Другая, но не более радостная картина наблюдается в свободном мире. Церковь, которую считали источником реакции, мракобесия и догматизма, атаковала теорию Дарвина. Поэтому симпатии нескольких поколений ученых были на его стороне. Но многих ли из них интересовало, как дарвиновская теория согласуется с фактами?
Дарвинисты, видевшие эти несоответствия, пытались «подпереть» и «подлатать» теорию, расползающуюся буквально по швам, новыми гипотезами, которые, в свою очередь, нуждались в «подпорках». Так возник неодарвинизм.
Представляя множество фактов, Великовский очень деликатно показывает, что в настоящее время от оригинальной теории Дарвина не осталось ничего, позволяющего считать ее вехой на пути развития науки.
Когда Великовский получил от мисс Кун первые отредактированные ею страницы «Веков в хаосе», он изложил ей свое литературное кредо: простые фразы, отказ от штампов, «модерновых» словечек и подчеркиваний, а главное — никакой иронии и сарказма.
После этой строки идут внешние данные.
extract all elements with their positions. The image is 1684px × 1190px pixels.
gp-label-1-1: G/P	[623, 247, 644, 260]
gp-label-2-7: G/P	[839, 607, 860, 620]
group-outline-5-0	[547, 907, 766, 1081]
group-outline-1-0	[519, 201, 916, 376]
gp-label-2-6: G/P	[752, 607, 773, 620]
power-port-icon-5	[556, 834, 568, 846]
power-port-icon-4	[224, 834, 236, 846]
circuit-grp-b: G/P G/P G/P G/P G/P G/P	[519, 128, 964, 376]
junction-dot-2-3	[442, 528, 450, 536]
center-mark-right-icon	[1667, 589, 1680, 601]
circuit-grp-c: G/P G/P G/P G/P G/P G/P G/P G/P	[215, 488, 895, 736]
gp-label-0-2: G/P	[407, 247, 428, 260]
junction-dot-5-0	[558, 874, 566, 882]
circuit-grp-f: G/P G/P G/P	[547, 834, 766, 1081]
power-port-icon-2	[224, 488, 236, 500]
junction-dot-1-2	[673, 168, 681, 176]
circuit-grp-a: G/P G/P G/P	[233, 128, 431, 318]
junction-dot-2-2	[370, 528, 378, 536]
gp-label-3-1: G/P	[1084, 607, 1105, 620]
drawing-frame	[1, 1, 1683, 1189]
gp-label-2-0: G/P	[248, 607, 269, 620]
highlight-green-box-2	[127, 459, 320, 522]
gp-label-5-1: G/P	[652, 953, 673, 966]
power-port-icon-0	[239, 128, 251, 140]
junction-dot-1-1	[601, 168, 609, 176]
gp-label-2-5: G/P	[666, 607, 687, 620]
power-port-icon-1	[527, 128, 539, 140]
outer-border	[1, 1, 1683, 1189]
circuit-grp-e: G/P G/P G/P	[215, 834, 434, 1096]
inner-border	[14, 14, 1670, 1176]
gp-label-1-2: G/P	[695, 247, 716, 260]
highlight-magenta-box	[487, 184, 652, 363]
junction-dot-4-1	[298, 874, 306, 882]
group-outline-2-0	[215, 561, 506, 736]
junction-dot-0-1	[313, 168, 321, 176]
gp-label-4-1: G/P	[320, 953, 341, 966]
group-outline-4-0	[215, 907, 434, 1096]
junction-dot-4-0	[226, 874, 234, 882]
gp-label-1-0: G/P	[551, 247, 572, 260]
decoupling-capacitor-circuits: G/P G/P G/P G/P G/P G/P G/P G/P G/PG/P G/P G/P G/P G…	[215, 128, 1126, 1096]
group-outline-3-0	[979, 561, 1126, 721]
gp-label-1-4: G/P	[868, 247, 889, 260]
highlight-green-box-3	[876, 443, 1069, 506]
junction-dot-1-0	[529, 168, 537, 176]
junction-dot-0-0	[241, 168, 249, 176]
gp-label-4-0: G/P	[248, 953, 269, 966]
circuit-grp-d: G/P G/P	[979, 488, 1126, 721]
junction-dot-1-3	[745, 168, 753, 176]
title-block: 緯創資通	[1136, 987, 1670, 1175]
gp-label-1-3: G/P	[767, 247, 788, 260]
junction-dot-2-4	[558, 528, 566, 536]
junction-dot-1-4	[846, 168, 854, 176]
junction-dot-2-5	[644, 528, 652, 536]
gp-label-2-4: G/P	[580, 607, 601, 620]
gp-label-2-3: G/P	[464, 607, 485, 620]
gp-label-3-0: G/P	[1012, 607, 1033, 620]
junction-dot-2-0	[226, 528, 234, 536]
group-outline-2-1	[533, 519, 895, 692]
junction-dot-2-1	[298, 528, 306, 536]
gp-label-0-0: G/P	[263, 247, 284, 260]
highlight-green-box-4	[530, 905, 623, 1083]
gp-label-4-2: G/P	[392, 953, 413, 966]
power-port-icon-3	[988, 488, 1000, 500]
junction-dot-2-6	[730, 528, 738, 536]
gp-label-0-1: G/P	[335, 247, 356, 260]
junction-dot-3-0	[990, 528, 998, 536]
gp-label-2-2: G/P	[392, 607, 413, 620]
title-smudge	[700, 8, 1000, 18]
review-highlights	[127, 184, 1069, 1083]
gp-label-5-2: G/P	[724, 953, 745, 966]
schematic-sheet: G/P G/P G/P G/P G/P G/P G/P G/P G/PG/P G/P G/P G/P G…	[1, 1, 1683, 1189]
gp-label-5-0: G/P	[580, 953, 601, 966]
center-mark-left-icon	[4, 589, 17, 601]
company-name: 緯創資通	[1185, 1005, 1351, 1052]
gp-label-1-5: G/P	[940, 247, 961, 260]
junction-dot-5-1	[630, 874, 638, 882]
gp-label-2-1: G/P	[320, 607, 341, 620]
Следовал ли Великовский своему кредо? Иногда в его контраргументах, в его полемике слышна тонкая ирония. Возможно, что это — не намерение автора, а субъективное восприятие читателя. В главе о дарвиновской теории Великовский обращает внимание на логику (или отсутствие таковой) в знаменитом примере с жирафами. В борьбе за существование у них удлинилась шея, позволяющая доставать листья с более высоких деревьев, когда внизу уже нет пищи. В период засухи, возражает Великовский, у самца жирафа больше шансов выжить, потому что он крупнее и шея у него длиннее. Но не самец — продолжатель рода. И даже если выживет самка и родит детеныша, у него, маленького, нет возможности дотянуться до листьев. Как же в данном случае срабатывает дарвиновский тезис о выживании сильнейшего? И как быть с мамонтами, которые, несмотря на свое совершенство, почему-то не выжили?
Возможно, что наличие или отсутствие иронии в этом примере зависит от «порога восприятия» смешного у читателя. Но, когда Великовский пишет: «Обучать теории единообразия можно было только в безлунную ночь», ни у кого не возникнет сомнения, что он не всегда следовал своим намерениям.